Milletvekili Olunca Hakan Şükür Efsane Oldu(!)

Bazen tuttuğum takımın yöneticilerinden dolayı takımı bırakasım geliyor. Bizim şu 'liseli' yöneticilerimiz adamı çileden çıkarır. Sırf dini bütün olduğu için karga tulumba takımdan yollandığına ülke olarak şahit olduğumuz Hakan Şükür, bugün son liseli başkanımız Ünal Aysal'a malzeme oldu bu sefer de. Hani şu kolunda çıtır kızlarla playboy misâli gazetelerde poz veren başkanımız... Evet yahu ondan bahsediyorum "60-70 yaşında değil mi o adam? Kolunda çıtır ne arar? Yakışır mı hiç o yaştaki birine" falan demeyin. Paranız varsa, ortada yakışıksız bir durum olması mevzu bahis değildir. Siz gezer tozar, yer içer, güler eğlenirsiniz... Biz de öööyle melül melül bakarız "Başkana bak be(!)" diye iç geçirerek. Ama öte yandan bazı başkanların da "Takım kaptanı, takıma örnek olmalı. Davranışlarıyla, özel hayatlarıyla magazin gündeminde olmamalı" anlamına gelen demeçler vermesini okuruz. Hayır yani neden kaptanın, takımın başkanından daha fazla dikkatli olması gerekiyor ki özel hayat konusunda. Her neyse bu zaten apayrı bir konu. Ben asıl Hakan Şükür'den bahsedecektim.
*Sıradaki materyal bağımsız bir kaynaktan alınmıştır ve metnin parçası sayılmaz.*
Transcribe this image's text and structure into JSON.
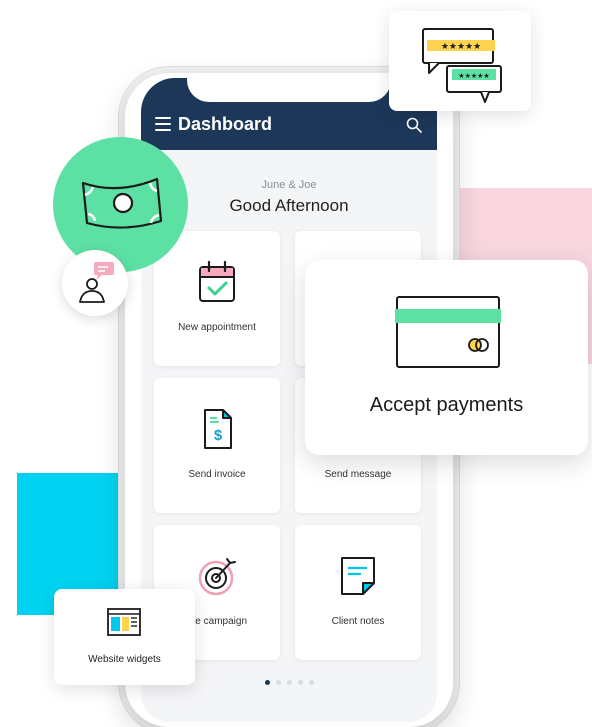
{
  "header": {
    "title": "Dashboard"
  },
  "greeting": {
    "names": "June & Joe",
    "message": "Good Afternoon"
  },
  "tiles": [
    {
      "label": "New appointment",
      "icon": "calendar-check-icon"
    },
    {
      "label": "Send invoice",
      "icon": "invoice-dollar-icon"
    },
    {
      "label": "Send message",
      "icon": "message-icon"
    },
    {
      "label": "ate campaign",
      "icon": "target-icon"
    },
    {
      "label": "Client notes",
      "icon": "sticky-note-icon"
    }
  ],
  "floating_cards": {
    "payments": {
      "label": "Accept payments",
      "icon": "credit-card-icon"
    },
    "widgets": {
      "label": "Website widgets",
      "icon": "web-layout-icon"
    },
    "reviews": {
      "icon": "star-reviews-icon"
    }
  },
  "pagination": {
    "total": 5,
    "active": 1
  },
  "colors": {
    "navy": "#1d3759",
    "green": "#5ce0a3",
    "pink": "#f9d6df",
    "cyan": "#00d3f1",
    "yellow": "#ffd34d"
  }
}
Kaç yıldır kimsenin ipine takmadığı Hakan Şükür'ün adı şimdi de kimi ağızlarda kirleniyor. Sn. Ünal Aysal'ın bir açıklamasını okudum az önce. Yeni bir Galatasaray müzesi yapılacakmış. İçinde de Hakan Şükür'le ilgili özel bir bölüm bulunacakmış. Hatta bir de "uygun olursa Hakan Şükür heykeli de yaptırılabilir" demiş. Yahu neden uygun olmasın ki? Yaptıracak adam yaptırır. Gündem olma telaşlarına, haber olma çabalarına niçin böyle efsanelerimizi alet ediyorsunuz ki? Vizontele'de Cem Yılmaz rol gereği "beni meth etme kardeşim, bana para ver" diyordu. Herhalde Hakan Şükür de bu açıklamaları görse aynîyle "beni meth etme kardeşim" der. Adamı kovar gibi kapı dışarı ettikten sonra ağzınla kuş tutsan kime ne... Yazık yani şu takımda oynayan adamlarla işleri bitince kullanılmış eşya gibi bir kenara atılmasından bıktık. Böyle bir takımı tuttuğu için utanıyor insan bazen.